Russie : La mort d’Alexeï Navalny peut-elle avoir des conséquences pour le régime de Vladimir Poutine ?
Durant le week-end, 177 individus ont été interpellés à travers la Russie pour avoir rendu hommage à Alexeï Navalny, d'après les informations de l'ONG OVD-Info. Cette statistique est parmi les rares disponibles pour mesurer la réaction de la société russe au décès de cet opposant à Vladimir Poutine. Au cours du même week-end, un petit nombre de personnes, totalisant quelques centaines, ont également témoigné leur respect en déposant une fleur près du « mur du deuil », un mémorial dédié aux victimes de la répression sous le régime soviétique à Moscou.
L'onde de choc qui a traversé les nations occidentales à l'annonce de sa mort semble avoir eu un écho bien plus modeste en Russie. « Navalny a souvent été décrit comme le principal adversaire de Vladimir Poutine. C'est exact, mais son influence était limitée et il ne disposait pas d'un programme politique concret », analyse Philippe Migault, expert de l'espace post-soviétique et des enjeux stratégiques.

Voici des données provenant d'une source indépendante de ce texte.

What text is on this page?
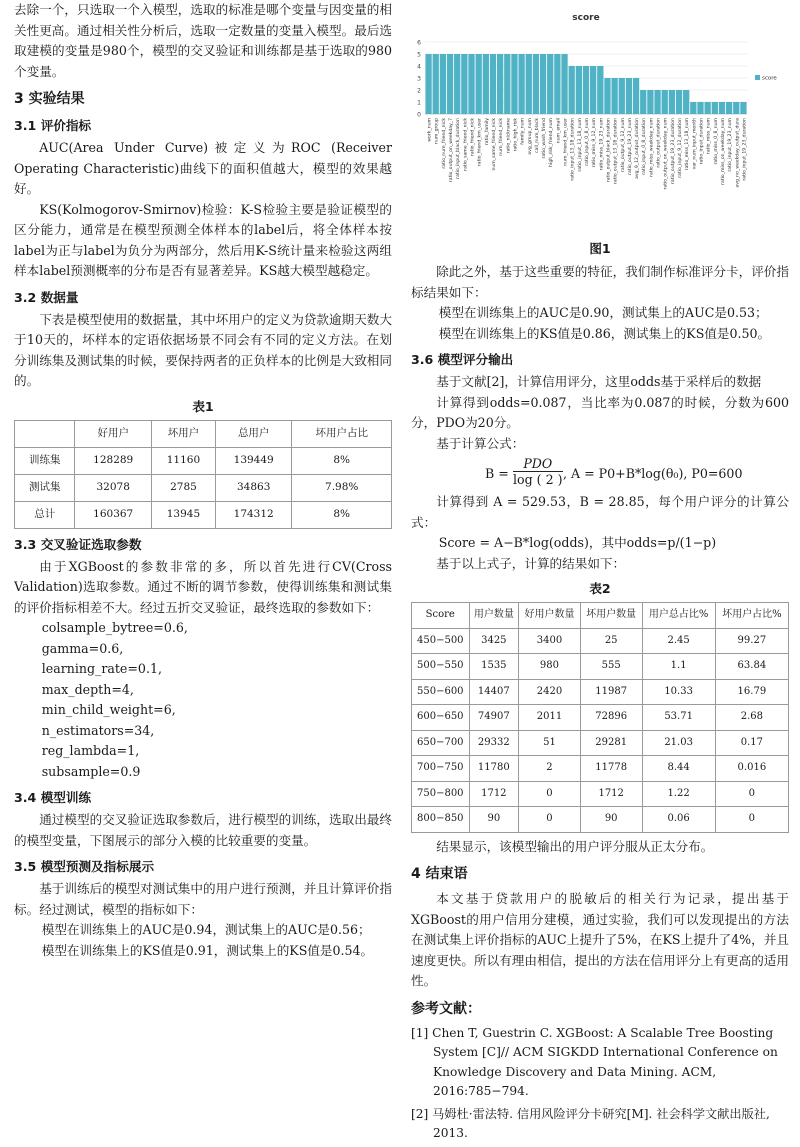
去除一个，只选取一个入模型，选取的标准是哪个变量与因变量的相关性更高。通过相关性分析后，选取一定数量的变量入模型。最后选取建模的变量是980个，模型的交叉验证和训练都是基于选取的980个变量。

3 实验结果
3.1 评价指标

AUC(Area Under Curve)被定义为ROC (Receiver Operating Characteristic)曲线下的面积值越大，模型的效果越好。

KS(Kolmogorov-Smirnov)检验：K-S检验主要是验证模型的区分能力，通常是在模型预测全体样本的label后，将全体样本按label为正与label为负分为两部分，然后用K-S统计量来检验这两组样本label预测概率的分布是否有显著差异。KS越大模型越稳定。

3.2 数据量

下表是模型使用的数据量，其中坏用户的定义为贷款逾期天数大于10天的，坏样本的定语依据场景不同会有不同的定义方法。在划分训练集及测试集的时候，要保持两者的正负样本的比例是大致相同的。

表1
	好用户	坏用户	总用户	坏用户占比
训练集	128289	11160	139449	8%
测试集	32078	2785	34863	7.98%
总计	160367	13945	174312	8%
3.3 交叉验证选取参数

由于XGBoost的参数非常的多，所以首先进行CV(Cross Validation)选取参数。通过不断的调节参数，使得训练集和测试集的评价指标相差不大。经过五折交叉验证，最终选取的参数如下：

colsample_bytree=0.6,

gamma=0.6,

learning_rate=0.1,

max_depth=4,

min_child_weight=6,

n_estimators=34,

reg_lambda=1,

subsample=0.9

3.4 模型训练

通过模型的交叉验证选取参数后，进行模型的训练，选取出最终的模型变量，下图展示的部分入模的比较重要的变量。

3.5 模型预测及指标展示

基于训练后的模型对测试集中的用户进行预测，并且计算评价指标。经过测试，模型的指标如下：

模型在训练集上的AUC是0.94，测试集上的AUC是0.56；

模型在训练集上的KS值是0.91，测试集上的KS值是0.54。

score
0
1
2
3
4
5
6
work_num num_group ratio_num_friend_nick ratio_output_on_weekday_7 ratio_input_black_duration ratio_same_friend_nick ratio_friend_nick ratio_friend_km_user ratio_family num_same_friend_nick num_friend_nick ratio_nickname ratio_high_risk family_num avg_group_num call_num_black ratio_wash_friend high_risk_friend_num num_email num_friend_km_user ratio_input_13_18_duration ratio_input_13_18_num ratio_input_0_8_num ratio_miss_9_12_num ratio_miss_19_23_num ratio_output_black_duration ratio_output_13_18_duration ratio_output_9_12_num ratio_output_19_23_num avg_9_12_output_duration ratio_input_0_8_duration ratio_miss_weekday_num ratio_output_duration ratio_output_on_weekday_num ratio_output_19_23_duration ratio_input_9_12_duration ratio_miss_13_18_num var_num_input_month ratio_input_duration ratio_miss_num ratio_miss_0_8_num ratio_miss_on_weekday_num ratio_input_19_23_num avg_no_weekday_output_dura ratio_input_19_23_duration
score
图1

除此之外，基于这些重要的特征，我们制作标准评分卡，评价指标结果如下：

模型在训练集上的AUC是0.90，测试集上的AUC是0.53；

模型在训练集上的KS值是0.86，测试集上的KS值是0.50。

3.6 模型评分输出

基于文献[2]，计算信用评分，这里odds基于采样后的数据

计算得到odds=0.087，当比率为0.087的时候，分数为600分，PDO为20分。

基于计算公式：

B =
PDO
log ( 2 ) , A = P0+B*log(θ₀), P0=600

计算得到 A = 529.53，B = 28.85，每个用户评分的计算公式：

Score = A−B*log(odds)，其中odds=p/(1−p)

基于以上式子，计算的结果如下：

表2
Score	用户数量	好用户数量	坏用户数量	用户总占比%	坏用户占比%
450−500	3425	3400	25	2.45	99.27
500−550	1535	980	555	1.1	63.84
550−600	14407	2420	11987	10.33	16.79
600−650	74907	2011	72896	53.71	2.68
650−700	29332	51	29281	21.03	0.17
700−750	11780	2	11778	8.44	0.016
750−800	1712	0	1712	1.22	0
800−850	90	0	90	0.06	0

结果显示，该模型输出的用户评分服从正太分布。

4 结束语

本文基于贷款用户的脱敏后的相关行为记录，提出基于XGBoost的用户信用分建模，通过实验，我们可以发现提出的方法在测试集上评价指标的AUC上提升了5%，在KS上提升了4%，并且速度更快。所以有理由相信，提出的方法在信用评分上有更高的适用性。

参考文献：

[1] Chen T, Guestrin C. XGBoost: A Scalable Tree Boosting System [C]// ACM SIGKDD International Conference on Knowledge Discovery and Data Mining. ACM, 2016:785−794.

[2] 马姆杜·雷法特. 信用风险评分卡研究[M]. 社会科学文献出版社, 2013.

Ces derniers temps, les espoirs de l'opposition russe se concentraient davantage sur Boris Nadejdine, un candidat antiguerre à la présidentielle ayant recueilli plus de 100.000 signatures de soutien, avant l'invalidation de sa candidature. En mars, Vladimir Poutine sera réélu sans véritable compétition. La démocratie en Russie s'apparente ainsi à une simple vitrine, avec l'existence de quelques partis locaux ou alignés sur la position du Kremlin. « Il n'existe pas d'alternative politique viable », conclut Philippe Migault.
Selon cet expert, Alexeï Navalny ne laisse donc « aucun legs politique », son action s'étant principalement axée sur la « lutte contre la corruption ». Candidat à la mairie de Moscou en 2013 et inéligible à la présidentielle de 2018, Alexeï Navalny n'a pas su créer une plateforme politique durable en Russie. Sa Fondation pour la lutte contre la corruption a même été dissoute par la justice russe en 2021. Son « parti du progrès » n'a été officiellement reconnu que brièvement entre 2014 et 2015, avant d'être interdit en 2018 et finalement dissous en 2021.
Néanmoins, « ceux qui luttent contre la corruption se revendiqueront de son héritage », souligne Philippe Migault. En première ligne, son épouse, Yulia, qui s'est impliquée sans relâche pour la libération de son mari, décrit par ce dernier comme étant « plus radicale » que lui-même. L'entourage de l'opposant se rassemble désormais autour d'elle. Cependant, tout comme d'autres figures de l'opposition telles que Mikhaïl Khodorkovski, Vladimir Kara-Mourza ou Ilia Iachine, le combat contre Vladimir Poutine s'organise soit depuis l'exil, soit derrière les barreaux. La pression exercée sur la société russe demeure oppressante, et le décès d'un opposant de plus ne
« va pas ébranler le régime », conclut Philippe Migault.